Port was convicted a year ago of murdering Daniel Whitworth, 21, and Gabriel Kovari, 22, in 2014.
Their original inquests recorded open verdicts, but the court heard “new evidence” had since been uncovered.
Quashing the original verdicts, Lord Justice Holroyde said new inquests were “both necessary and desirable”.
A suicide note was found in the hand of Mr Whitworth claiming he accidentally killed his lover Mr Kovari and had decided to take his own life.
It turned out the note had been written by Port, but Mr Whitworth and Mr Kovari did not know each other.
Police accepted the note at face value and recorded the deaths as non-suspicious.
Port also murdered Anthony Walgate, 23, and Jack Taylor, 25.
The failure to decipher the note meant the coroner did not have key information at the inquests in June 2015.
Edward Pleeth, representing the senior coroner for the eastern area of Greater London, said a “significant amount of new evidence” had since been uncovered.
Lord Justice Holroyde told the court it seemed “surprising” the original police investigation had “revealed so little” about the true circumstances.
He ruled the coroner had been given “insufficient” evidence to give her the “full picture” regarding the deaths.
Lawyer Andrew Petherbridge, of Hudgell Solicitors and who is representing the four families, said holding the inquests together “will help identify if institutional failings and discrimination within the Metropolitan Police service played any roles in their deaths”.

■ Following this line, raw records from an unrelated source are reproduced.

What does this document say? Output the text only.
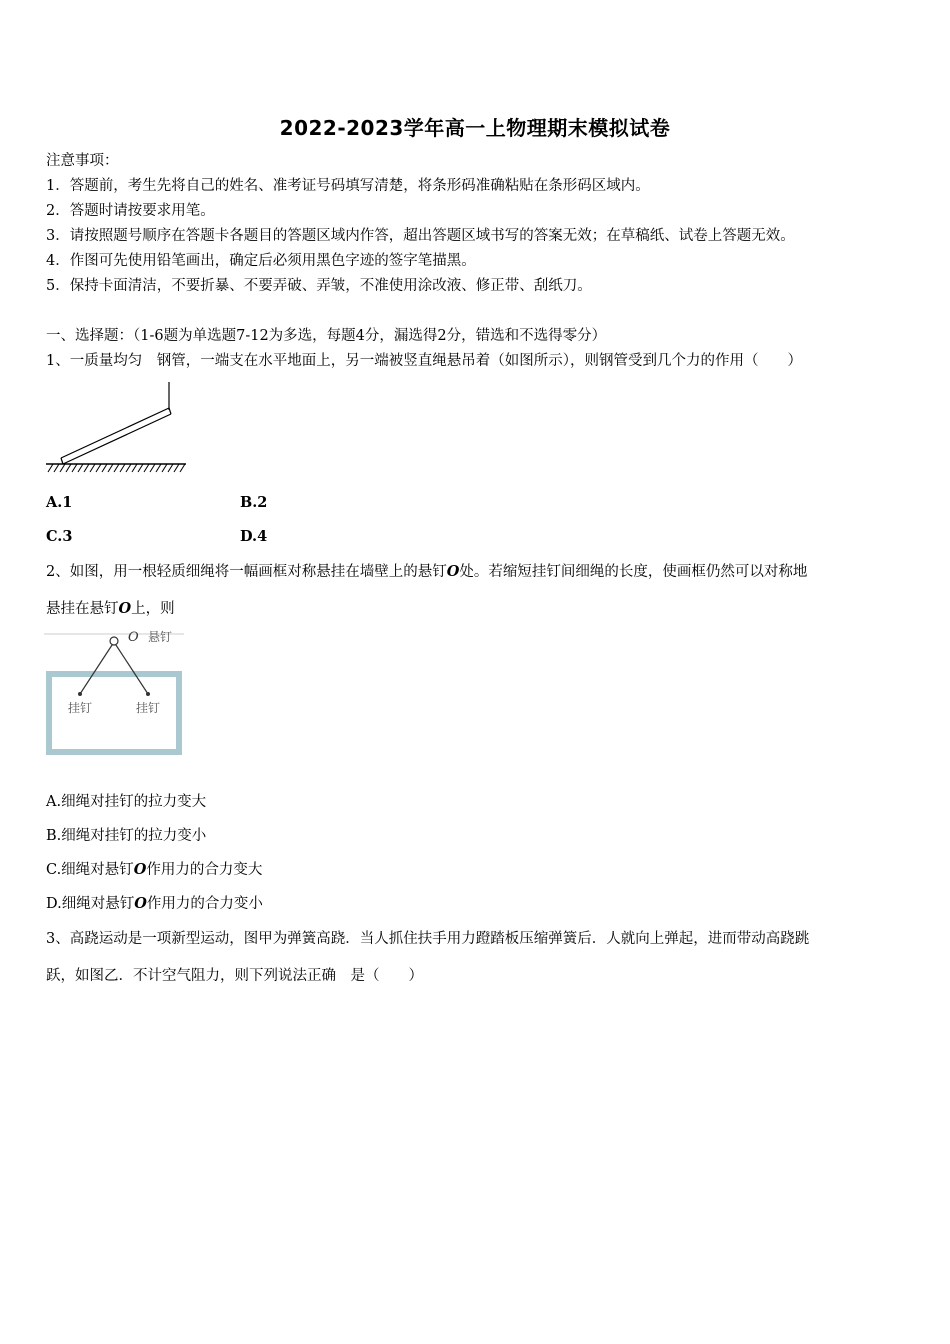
2022-2023学年高一上物理期末模拟试卷
注意事项：
1．答题前，考生先将自己的姓名、准考证号码填写清楚，将条形码准确粘贴在条形码区域内。
2．答题时请按要求用笔。
3．请按照题号顺序在答题卡各题目的答题区域内作答，超出答题区域书写的答案无效；在草稿纸、试卷上答题无效。
4．作图可先使用铅笔画出，确定后必须用黑色字迹的签字笔描黑。
5．保持卡面清洁，不要折暴、不要弄破、弄皱，不准使用涂改液、修正带、刮纸刀。
一、选择题：（1-6题为单选题7-12为多选，每题4分，漏选得2分，错选和不选得零分）
1、一质量均匀　钢管，一端支在水平地面上，另一端被竖直绳悬吊着（如图所示），则钢管受到几个力的作用（　　）
A.1	B.2
C.3	D.4
2、如图，用一根轻质细绳将一幅画框对称悬挂在墙壁上的悬钉O处。若缩短挂钉间细绳的长度，使画框仍然可以对称地
悬挂在悬钉O上，则
O 悬钉
挂钉	挂钉
A.细绳对挂钉的拉力变大
B.细绳对挂钉的拉力变小
C.细绳对悬钉O作用力的合力变大
D.细绳对悬钉O作用力的合力变小
3、高跷运动是一项新型运动，图甲为弹簧高跷．当人抓住扶手用力蹬踏板压缩弹簧后．人就向上弹起，进而带动高跷跳
跃，如图乙．不计空气阻力，则下列说法正确　是（　　）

17 police officer are currently being investigated about their role in the Stephen Port investigation, which is expected to return conclusions in January 2018.
The Independent Police Complaints Commission (IPCC) is investigating how officers dealt with the case after serious questions were raised by families of the victims.
Stephen Port, 41, was locked up for life after murdering four victims by drugging, raping and murdering the victims.
Despite three bodies being found in the same churchyard – two by the same woman walking her dog – the Metropolitan Police failed to join the dots between the cases.
More than 700 documents and around 200 statements are being investigated in the IPCC investigation.
IPCC Commissioner Cindy Butts said earlier this year: “Over the coming weeks our investigators will be undertaking interviews with the 17 officers who have been served with notices as part of the investigation.”
Former Met Police boss, Sir Beranrd Hogan-Howe, previously admitted police failed to spot the four murders were connected.
Sir Hogan-Howe said: “We should have spotted earlier there was something wrong there.
“No-one put the connection together at the time.
“It just wasn’t realised there was a connection between the events and each of the events didn’t have an obvious suspicious element.”
He added, in the interview with LBC, that: “In retrospect, it looks obvious but at the time each officer had to deal with the circumstances they found.”